Explanations against intuition
When you weigh a head-to-head record more heavily than a pair of ATP rankings, you’re relying on a very small sample instead of a very big one. Yes, that small sample may be much better targeted, but it is also very small.
Not only is the sample small, often it is not as applicable as you might think. When Roger Federer defeated Lleyton Hewitt in the fourth round of the 2004 Australian Open, he had beaten the Aussie only twice in nine career meetings. Yet at that point in their careers, the 22-year-old, #2-ranked Fed was clearly in the ascendancy while Hewitt was having difficulty keeping up. Even though most of their prior meetings had been on the same surface and Hewitt had won the three most recent encounters, that small subset of Roger’s performances did not account for his steady improvement.

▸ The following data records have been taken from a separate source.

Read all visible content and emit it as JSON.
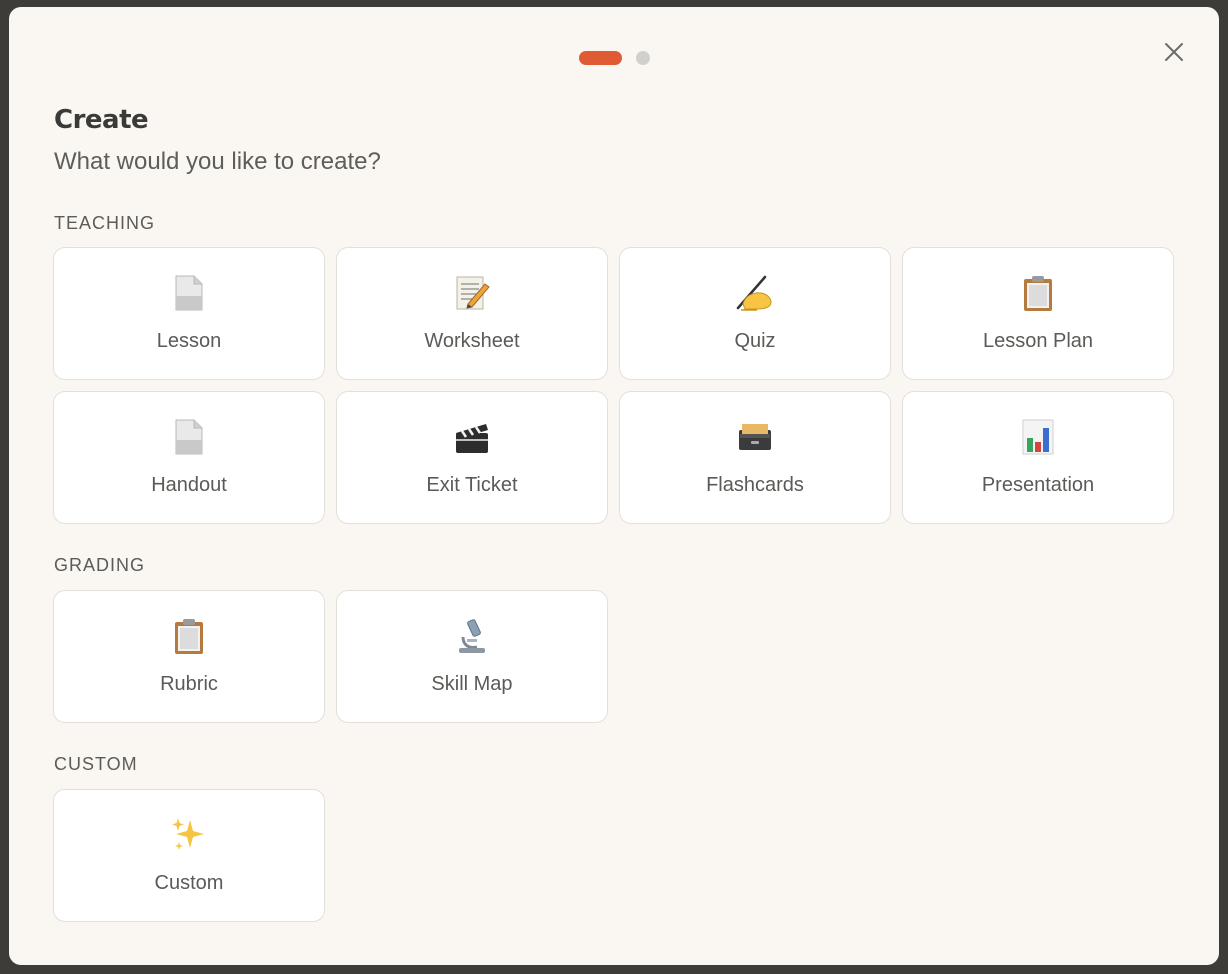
{
  "modal": {
    "title": "Create",
    "subtitle": "What would you like to create?"
  },
  "pager": {
    "current_page": 1,
    "total_pages": 2
  },
  "colors": {
    "accent": "#e05a33",
    "background": "#faf7f2",
    "card": "#ffffff"
  },
  "sections": [
    {
      "label": "TEACHING",
      "items": [
        {
          "label": "Lesson",
          "icon": "page-icon"
        },
        {
          "label": "Worksheet",
          "icon": "memo-icon"
        },
        {
          "label": "Quiz",
          "icon": "writing-hand-icon"
        },
        {
          "label": "Lesson Plan",
          "icon": "clipboard-icon"
        },
        {
          "label": "Handout",
          "icon": "page-icon"
        },
        {
          "label": "Exit Ticket",
          "icon": "clapper-board-icon"
        },
        {
          "label": "Flashcards",
          "icon": "card-file-box-icon"
        },
        {
          "label": "Presentation",
          "icon": "bar-chart-icon"
        }
      ]
    },
    {
      "label": "GRADING",
      "items": [
        {
          "label": "Rubric",
          "icon": "clipboard-icon"
        },
        {
          "label": "Skill Map",
          "icon": "microscope-icon"
        }
      ]
    },
    {
      "label": "CUSTOM",
      "items": [
        {
          "label": "Custom",
          "icon": "sparkles-icon"
        }
      ]
    }
  ]
}
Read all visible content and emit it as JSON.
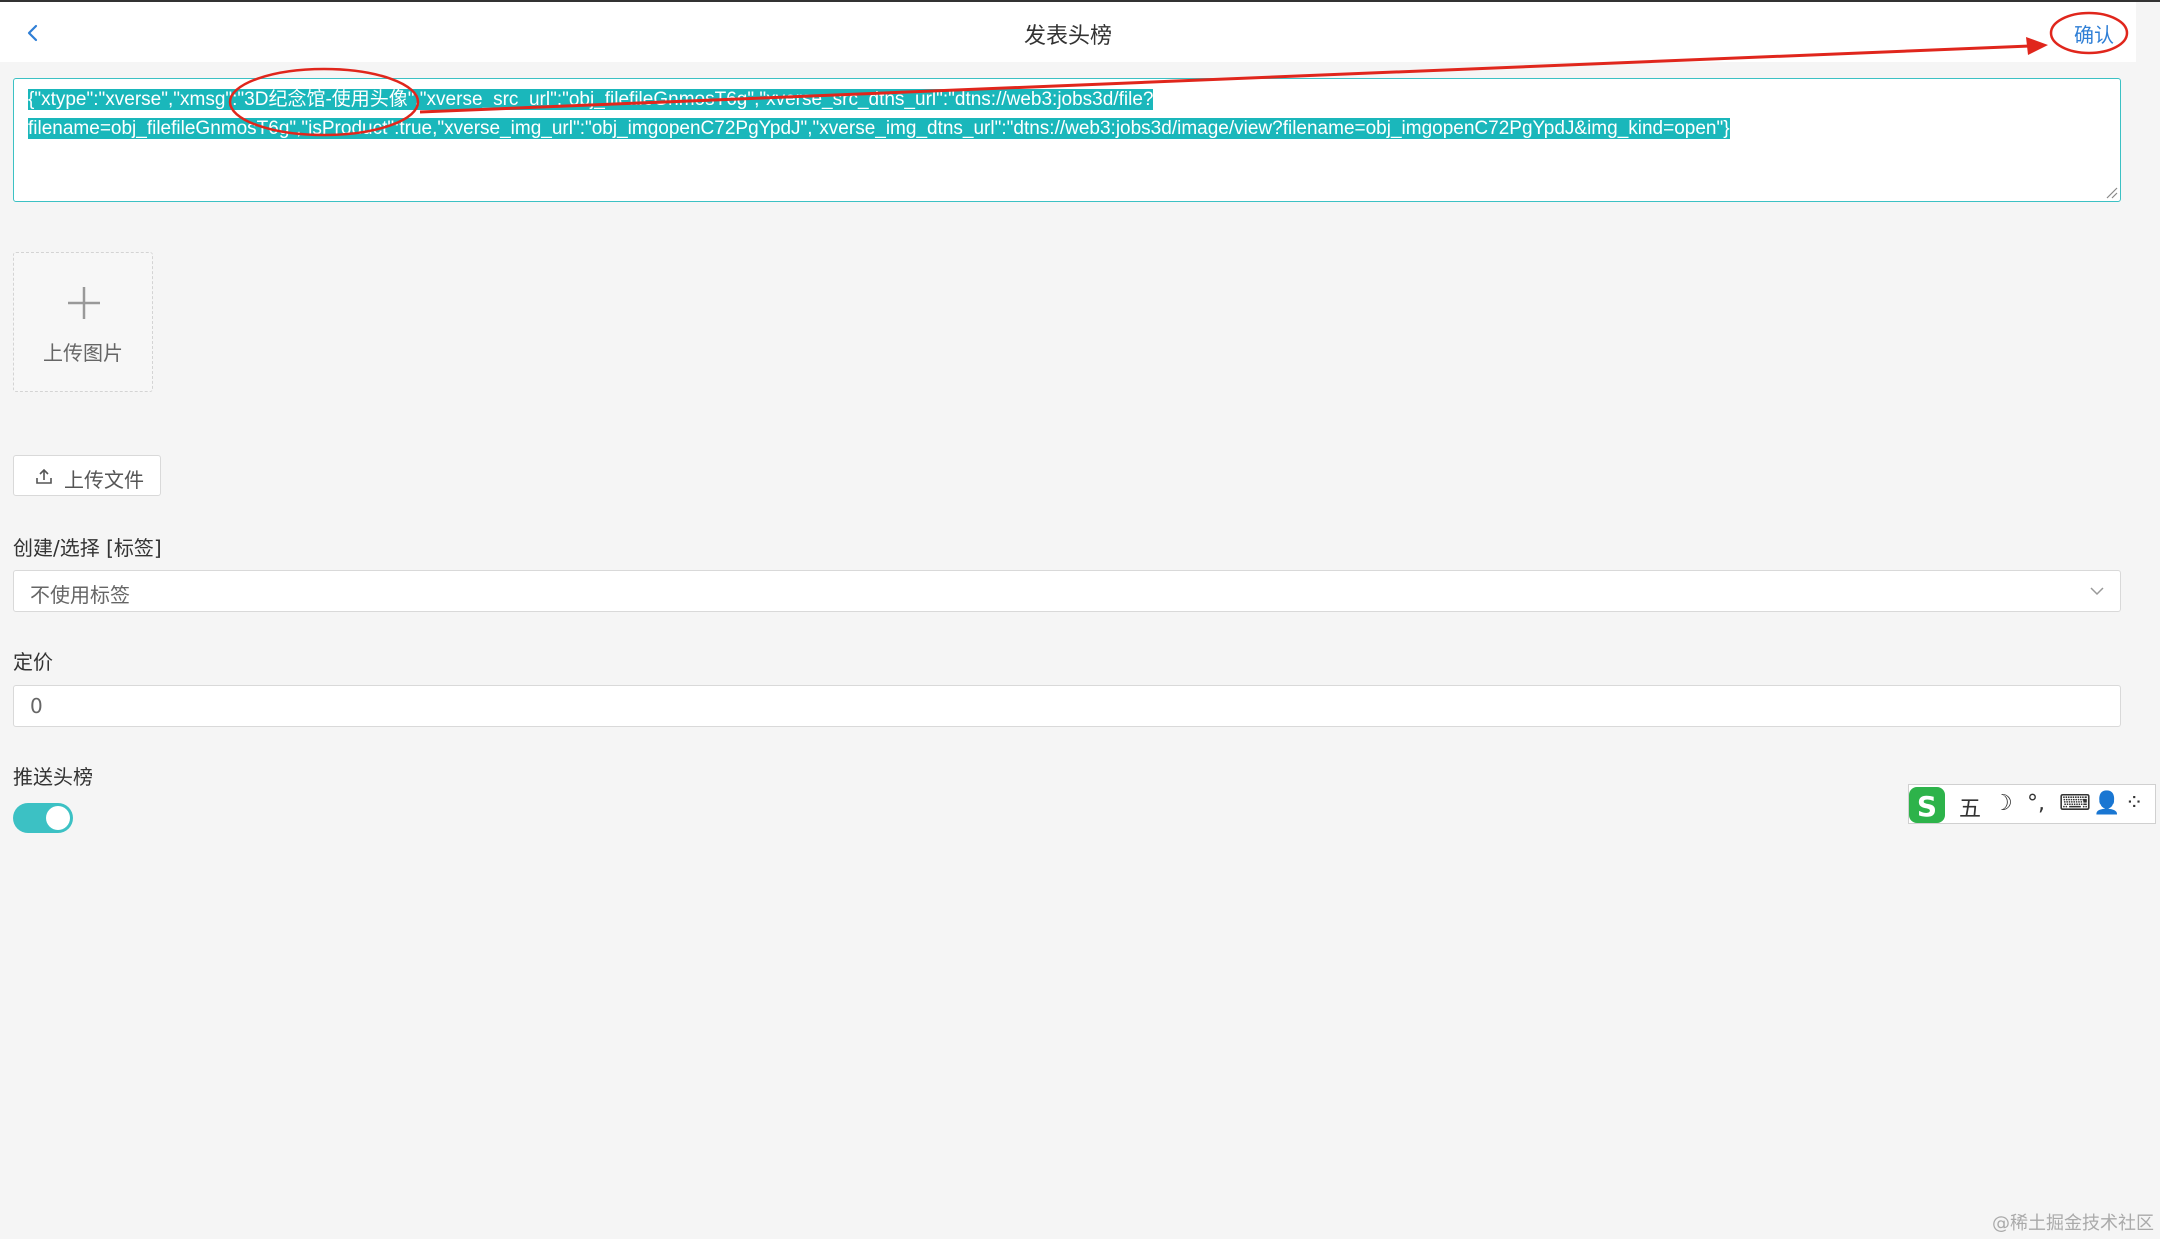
{
  "header": {
    "title": "发表头榜",
    "confirm_label": "确认"
  },
  "editor": {
    "line1": "{\"xtype\":\"xverse\",\"xmsg\":\"3D纪念馆-使用头像\",\"xverse_src_url\":\"obj_filefileGnmosT6g\",\"xverse_src_dtns_url\":\"dtns://web3:jobs3d/file?",
    "line2": "filename=obj_filefileGnmosT6g\",\"isProduct\":true,\"xverse_img_url\":\"obj_imgopenC72PgYpdJ\",\"xverse_img_dtns_url\":\"dtns://web3:jobs3d/image/view?filename=obj_imgopenC72PgYpdJ&img_kind=open\"}"
  },
  "upload_image": {
    "label": "上传图片"
  },
  "upload_file": {
    "label": "上传文件"
  },
  "tag": {
    "label": "创建/选择 [标签]",
    "selected": "不使用标签"
  },
  "price": {
    "label": "定价",
    "value": "0"
  },
  "push": {
    "label": "推送头榜",
    "enabled": true
  },
  "ime": {
    "items": [
      "五",
      "☽",
      "°,",
      "⌨",
      "👤",
      "⁘"
    ]
  },
  "watermark": "@稀土掘金技术社区",
  "colors": {
    "accent": "#3cc1c4",
    "link": "#2f7fd6",
    "annotation": "#e0261c"
  }
}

The most recent Fed-Hewitt meeting is another good illustration. Entering the Brisbane final, Roger had won 15 of their previous 16 matches, but while Hewitt has maintained a middle-of-the-pack level for the last several years, Federer has declined. Despite having played 26 times in their careers before the Brisbane final, none of those contests had come in the last two years.
Whether it’s surface, recency, injury, weather conditions, or any one of dozens of other factors, head-to-heads are riddled with external factors. That’s the problem with any small sample size–the noise is much more likely to overwhelm the signal. If noise can win out in the extensive Fed-Hewitt head-to-head, most one-on-one records don’t stand a chance.
Any set of rankings, whether the ATP’s points system or my somewhat more sophisticated (and more predictive) jrank algorithm, takes into account every match both players have been involved in for a fairly long stretch of time. In most cases, having all that perspective on both players’ current levels is much more valuable than a noise-ridden handful of matches. If head-to-heads can’t beat ATP rankings, they would look even worse against a better algorithm.
Some players surely do have an edge on particular opponents or types of opponents, whether it’s Andy Murray with lefties or David Ferrer with Nicolas Almagro. But most of the time, those edges are reflected in the rankings–even if the rankings don’t explicitly set out to incorporate such things.
Next time Kevin Anderson draws Berdych, he should take heart. His odds of beating the Czech next time aren’t that much different from any other man ranked around #20 against someone in the bottom half of the top ten. Even accounting for the slight effect I’ve observed in undefeated head-to-heads, a lopsided one-on-one record isn’t fate.